All medical equipment must be cleaned and disinfected as soon as their use is accomplished so that the substances on it do not infect anyone in the vicinity. They should then be stowed away appropriately in stable storage spaces like InnerSpace medical cabinets.
6. Housekeeping In The Facility
There are many types of substances that could be found in the area around a freshly used surgical room or lab or any place which has been inhabited by a patient or doctor. Cleaning of such places (and by default, the medical facility as a whole) should be meticulous in more ways than one.
Regular cleaning of the facility should take place to make sure the common areas are safe for patients of all sorts and their visitors. Benches, administration areas, etc should be hygienic as possible so that no disease spreads.
Any area used for medical procedures (check-ups, surgery, lab testing, etc) should be cleaned with more attention to detail. Areas with organic matter (bodily fluids, blood, etc) must be wiped off, cleaned and disinfected immediately so that no microbe has a chance to spread.
7. Food Service
This is crucial and most obvious. Hospital kitchens are to be cleaned and sanitized at all times so that the food cooked there doesn’t cause any harm to the residing patients, staff and visitors.
As well as that, kitchens are also responsible for preparing food for patients in accordance with the dietary plans prescribed to them by their doctors. As such, they must always be stocked up with the necessary ingredients and well-equipped to prepare nutritious and safe food to eat.
8. Waste Management
Hospitals are bound to generate a lot of waste, particularly bio-waste. Besides, the basic waste disposal procedure, care should be taken to segregate waste according to the waste disposal guidelines.
Hospitals should ensure that any human waste with the potential of contaminating the environment and exposing other patients to serious diseases is kept away from recyclable waste. In fact, all hospital staff must be educated and trained to give effect to immediate disposal of used syringes, cotton swabs, bandages, etc.
Overall, hospital management should take measures to facilitate cleanliness and methodical waste disposal. The most important step in this direction includes providing separate waste baskets for non-recyclable, recyclable and hazardous biowaste.
Also, display posters and signs explaining the importance of segregation waste all around the hospital building and campus, to make all patients and visitors aware of the waste management procedure.
9. Patient Hygiene
Patient hygiene is equally important. Every hospital should instruct the nursing staff to assist indoor patients in maintaining the hygiene standards in the hospital.

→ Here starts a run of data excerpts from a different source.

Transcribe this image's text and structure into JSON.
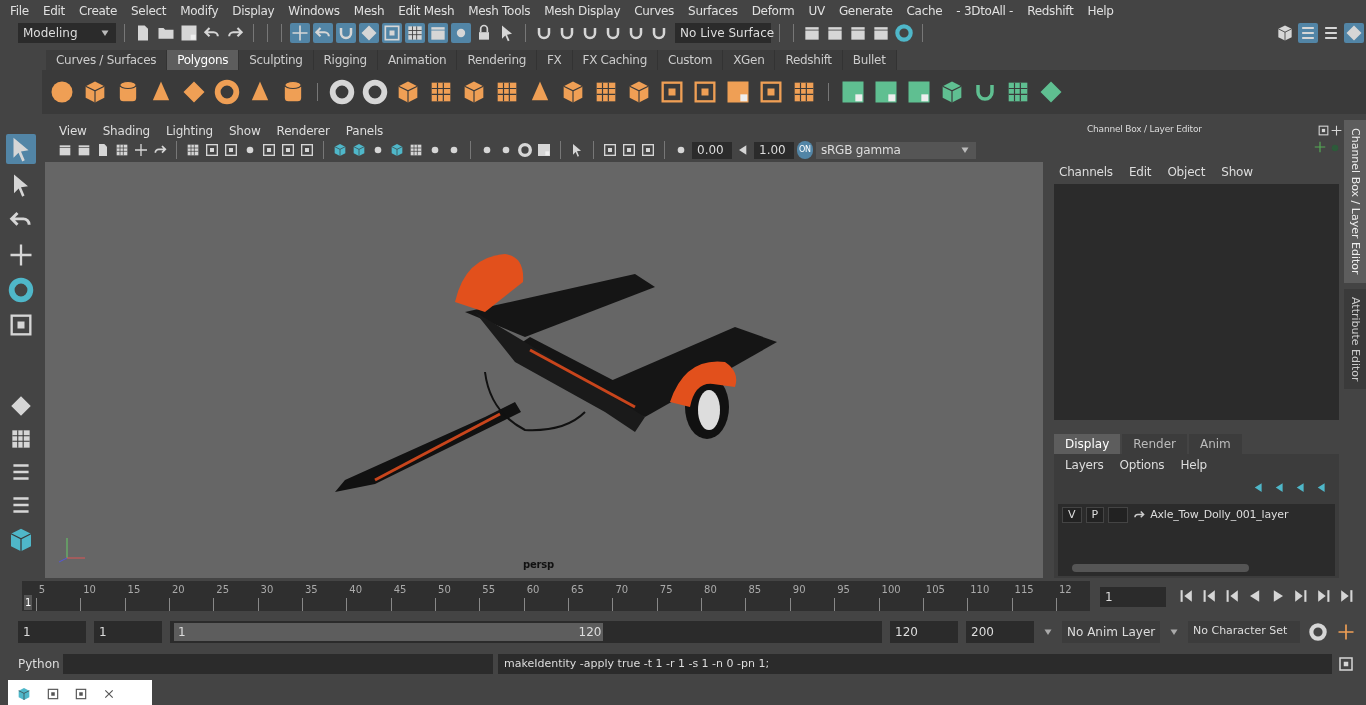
{
  "menu_bar": [
    "File",
    "Edit",
    "Create",
    "Select",
    "Modify",
    "Display",
    "Windows",
    "Mesh",
    "Edit Mesh",
    "Mesh Tools",
    "Mesh Display",
    "Curves",
    "Surfaces",
    "Deform",
    "UV",
    "Generate",
    "Cache",
    "- 3DtoAll -",
    "Redshift",
    "Help"
  ],
  "status_line": {
    "mode": "Modeling",
    "live_surface": "No Live Surface"
  },
  "shelf_tabs": [
    {
      "label": "Curves / Surfaces",
      "selected": false
    },
    {
      "label": "Polygons",
      "selected": true
    },
    {
      "label": "Sculpting",
      "selected": false
    },
    {
      "label": "Rigging",
      "selected": false
    },
    {
      "label": "Animation",
      "selected": false
    },
    {
      "label": "Rendering",
      "selected": false
    },
    {
      "label": "FX",
      "selected": false
    },
    {
      "label": "FX Caching",
      "selected": false
    },
    {
      "label": "Custom",
      "selected": false
    },
    {
      "label": "XGen",
      "selected": false
    },
    {
      "label": "Redshift",
      "selected": false
    },
    {
      "label": "Bullet",
      "selected": false
    }
  ],
  "viewport": {
    "menus": [
      "View",
      "Shading",
      "Lighting",
      "Show",
      "Renderer",
      "Panels"
    ],
    "exposure": "0.00",
    "gamma": "1.00",
    "color_toggle": "ON",
    "color_space": "sRGB gamma",
    "camera_label": "persp"
  },
  "channel_box": {
    "title": "Channel Box / Layer Editor",
    "menus": [
      "Channels",
      "Edit",
      "Object",
      "Show"
    ]
  },
  "layer_editor": {
    "tabs": [
      {
        "label": "Display",
        "selected": true
      },
      {
        "label": "Render",
        "selected": false
      },
      {
        "label": "Anim",
        "selected": false
      }
    ],
    "menus": [
      "Layers",
      "Options",
      "Help"
    ],
    "layers": [
      {
        "visibility": "V",
        "playback": "P",
        "name": "Axle_Tow_Dolly_001_layer"
      }
    ]
  },
  "side_tabs": [
    {
      "label": "Channel Box / Layer Editor",
      "selected": true
    },
    {
      "label": "Attribute Editor",
      "selected": false
    }
  ],
  "time_slider": {
    "ticks": [
      "5",
      "10",
      "15",
      "20",
      "25",
      "30",
      "35",
      "40",
      "45",
      "50",
      "55",
      "60",
      "65",
      "70",
      "75",
      "80",
      "85",
      "90",
      "95",
      "100",
      "105",
      "110",
      "115",
      "12"
    ],
    "current_marker": "1",
    "level": 0,
    "current_frame": "1"
  },
  "range": {
    "start": "1",
    "playback_start": "1",
    "slider_start": "1",
    "slider_end": "120",
    "level": 0.61,
    "playback_end": "120",
    "end": "200",
    "anim_layer": "No Anim Layer",
    "character_set": "No Character Set"
  },
  "command_line": {
    "language": "Python",
    "output": "makeIdentity -apply true -t 1 -r 1 -s 1 -n 0 -pn 1;"
  }
}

Indoor patients should compulsorily wear clothes provided by the hospital. Patient beds, wards and private rooms must be adequately cleaned and sanitized at least once daily.
Also, visitors should be advised to wear masks and sanitize their hands before entering a patient’s ward or room to prevent cross-contamination.
10. Linen Care
Linens are extensively used in hospitals and play an integral role in the services. Be it during a surgical procedure or in the patient rehabilitation phase, executing patient care would be impossible without surgical linen, medical scrubs, patient bedding, towels, curtains, etc.
Adequate hygiene and care of hospital linen is therefore a must to minimize the risk of spreading germs in the hospital environment, and also for the comfort of the patients recovering from illness.
Every hospital should lay down strict procedures for collecting used and soiled linens, their laundry and washing, and also storage of clean sanitized linens.
Conclusion
Laying down hygiene standards and defining protocols for hospital staff and doctors is only the first step in guaranteeing a highly sanitary environment for your patients.
Of course, implementing these rules and executing these protocols are also very crucial aspects in the same direction.
We hope that you and your hospital take these guidelines into serious consideration and commit yourself to the highest hygiene standards.